La muerte, contradictoria desconocida

 

No le temas a la muerte y no le temerás a la vida. Epicuro
Hace aproximadamente unos 30 años asistí, en Valencia, al primer congreso mundial sobre la muerte. Se trataba de un certamen de suma importancia, pues reunía a las principales figuras internacionales (la Dra. Kugler Ross, entre otros) que trataban en sus estudios sobre el particular desde distintas perspectivas, días en los que se afrontaba de forma muy abierta el fenómeno de la muerte, tanto en cuanto al hecho en sí, como a una posible “vida después de la vida”, esa cuestión afrontada por Raymond Moody en su libro del mismo título, y que tantos leímos entonces con verdadero entusiasmo, desde ese agnosticismo de aceptar que nada sabemos sobre estos asuntos, pero que nos seducen en gran medida, a diferencia de las recetas manidas de las distintas creencias que, por su primitivismo y simpleza, poco interés despiertan en quienes preferimos pensar por nosotros mismos, sin pastores que nos indiquen el camino, ni perros de pastor que nos atemoricen cuando nos separamos, ni redil donde protegernos
La muerte es lo único seguro de esta vida, y quizá sea esa seguridad el limite entre lo que llamamos racionalidad e irracionalidad en cuanto a nuestras diferencias con los otros seres vivientes, que también piensan y sienten, aunque tampoco tengamos nada claro sobre la conciencia de los animales en cuanto a la muerte y su consustancialidad con los seres vivos.

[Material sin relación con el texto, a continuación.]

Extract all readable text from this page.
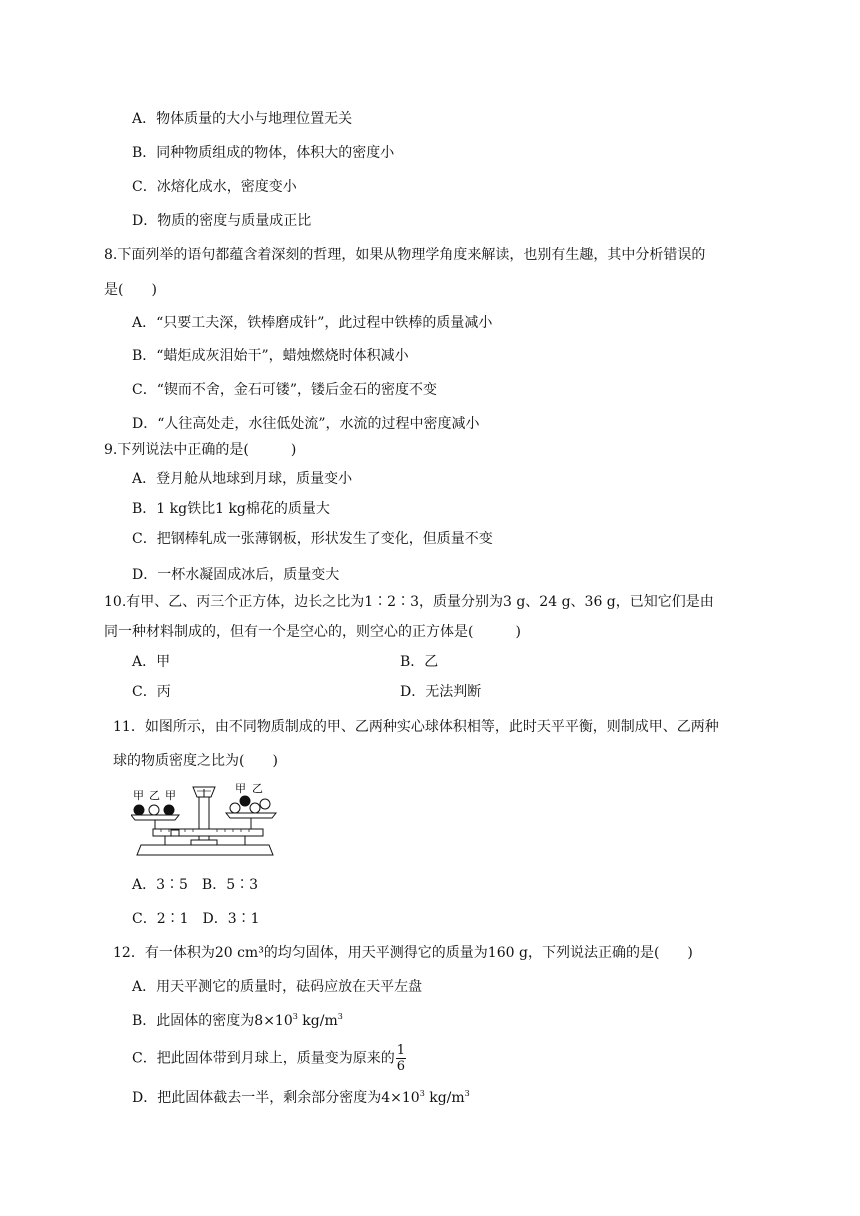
A．物体质量的大小与地理位置无关
B．同种物质组成的物体，体积大的密度小
C．冰熔化成水，密度变小
D．物质的密度与质量成正比
8.下面列举的语句都蕴含着深刻的哲理，如果从物理学角度来解读，也别有生趣，其中分析错误的
是(　　)
A．“只要工夫深，铁棒磨成针”，此过程中铁棒的质量减小
B．“蜡炬成灰泪始干”，蜡烛燃烧时体积减小
C．“锲而不舍，金石可镂”，镂后金石的密度不变
D．“人往高处走，水往低处流”，水流的过程中密度减小
9.下列说法中正确的是(　　　)
A．登月舱从地球到月球，质量变小
B．1 kg铁比1 kg棉花的质量大
C．把钢棒轧成一张薄钢板，形状发生了变化，但质量不变
D．一杯水凝固成冰后，质量变大
10.有甲、乙、丙三个正方体，边长之比为1∶2∶3，质量分别为3 g、24 g、36 g，已知它们是由
同一种材料制成的，但有一个是空心的，则空心的正方体是(　　　)
A．甲	B．乙
C．丙	D．无法判断
11．如图所示，由不同物质制成的甲、乙两种实心球体积相等，此时天平平衡，则制成甲、乙两种
球的物质密度之比为(　　)
甲 乙 甲
甲 乙
A．3∶5　B．5∶3
C．2∶1　D．3∶1
12．有一体积为20 cm³的均匀固体，用天平测得它的质量为160 g，下列说法正确的是(　　)
A．用天平测它的质量时，砝码应放在天平左盘
B．此固体的密度为$8\times 10^3$ $kg/m^3$
C．把此固体带到月球上，质量变为原来的 $\frac{1}{6}$
D．把此固体截去一半，剩余部分密度为$4\times 10^3$ $kg/m^3$
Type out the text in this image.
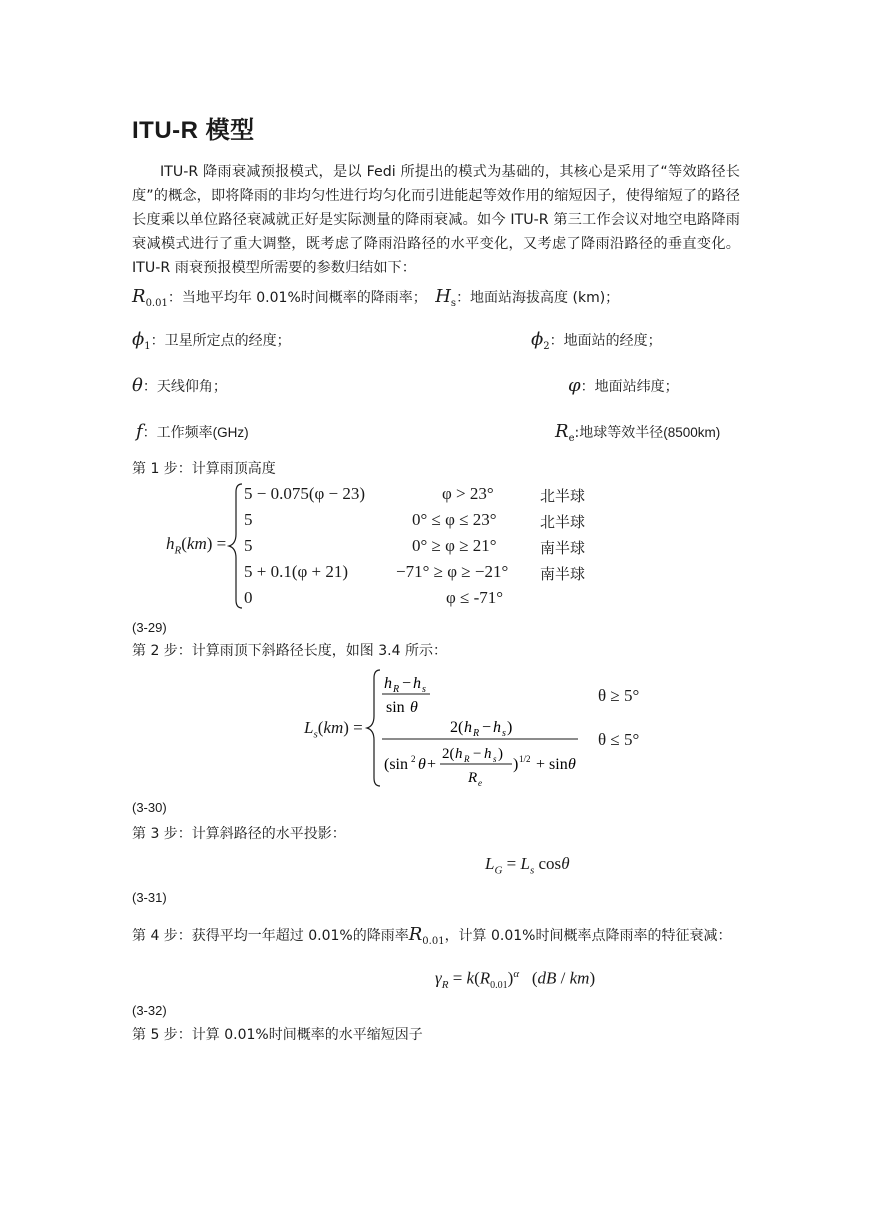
ITU-R 模型
ITU-R 降雨衰减预报模式，是以 Fedi 所提出的模式为基础的，其核心是采用了“等效路径长度”的概念，即将降雨的非均匀性进行均匀化而引进能起等效作用的缩短因子，使得缩短了的路径长度乘以单位路径衰减就正好是实际测量的降雨衰减。如今 ITU-R 第三工作会议对地空电路降雨衰减模式进行了重大调整，既考虑了降雨沿路径的水平变化，又考虑了降雨沿路径的垂直变化。ITU-R 雨衰预报模型所需要的参数归结如下：
$R_{0.01}$：当地平均年 0.01%时间概率的降雨率； $H_s$：地面站海拔高度 (km)；
$\phi_1$：卫星所定点的经度；	$\phi_2$：地面站的经度；
θ：天线仰角；	φ：地面站纬度；
f：工作频率(GHz)	$R_e$:地球等效半径(8500km)
第 1 步：计算雨顶高度
$h_R(km)$ =
5 − 0.075(φ − 23)	φ > 23°	北半球
5	0° ≤ φ ≤ 23°	北半球
5	0° ≥ φ ≥ 21°	南半球
5 + 0.1(φ + 21)	−71° ≥ φ ≥ −21° 南半球
0	φ ≤ -71°
(3-29)
第 2 步：计算雨顶下斜路径长度，如图 3.4 所示：
h R − h s
sin θ
2( h R − h s )
(sin 2 θ +
2( h R − h s )
R e
) 1/2 + sin θ
$L_s(km)$ =
θ ≥ 5°
θ ≤ 5°
(3-30)
第 3 步：计算斜路径的水平投影：
$L_G = L_s$ cosθ
(3-31)
第 4 步：获得平均一年超过 0.01%的降雨率$R_{0.01}$，计算 0.01%时间概率点降雨率的特征衰减：
$\gamma_R = k(R_{0.01})^\alpha$   (dB / km)
(3-32)
第 5 步：计算 0.01%时间概率的水平缩短因子
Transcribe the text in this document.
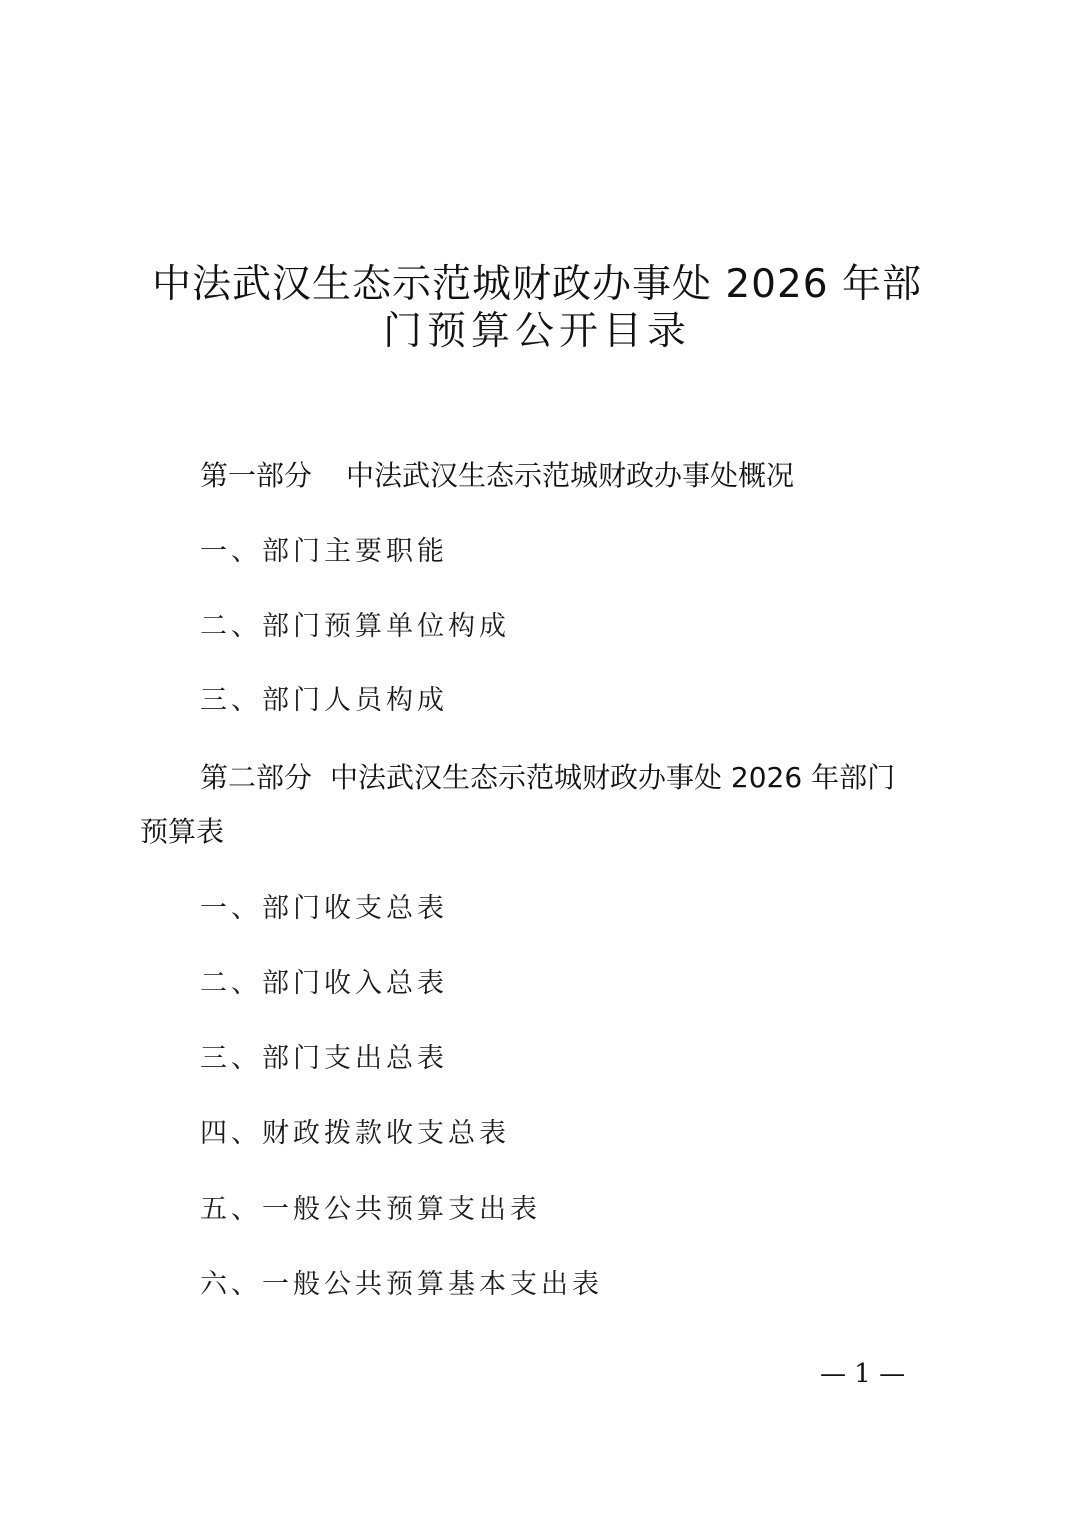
中法武汉生态示范城财政办事处 2026 年部
门预算公开目录
第一部分 中法武汉生态示范城财政办事处概况
一、部门主要职能
二、部门预算单位构成
三、部门人员构成
第二部分 中法武汉生态示范城财政办事处 2026 年部门
预算表
一、部门收支总表
二、部门收入总表
三、部门支出总表
四、财政拨款收支总表
五、一般公共预算支出表
六、一般公共预算基本支出表
— 1 —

Viene esto a cuento de una esquela recientemente aparecida en un periódico local, en la que se ponía en conocimiento la muerte de una mujer, Alicia Jones, pidiendo a los amigos que se reuniesen en el Tanatorio, en una acto alegre de despedida a los efectos de tomarse, en su recuerdo, unos vinos, cervezas y unos pinchos de tortilla, pues a ella le hubiera gustado ver a sus amigos reunidos y alegres como tantas veces había disfrutado de ellos. Hay que decir que esta mujer no era española, sino galesa, aunque afortunadamente había captado de nosotros, no la parte tétrica, sino la más alegre, la de esa España que enamora.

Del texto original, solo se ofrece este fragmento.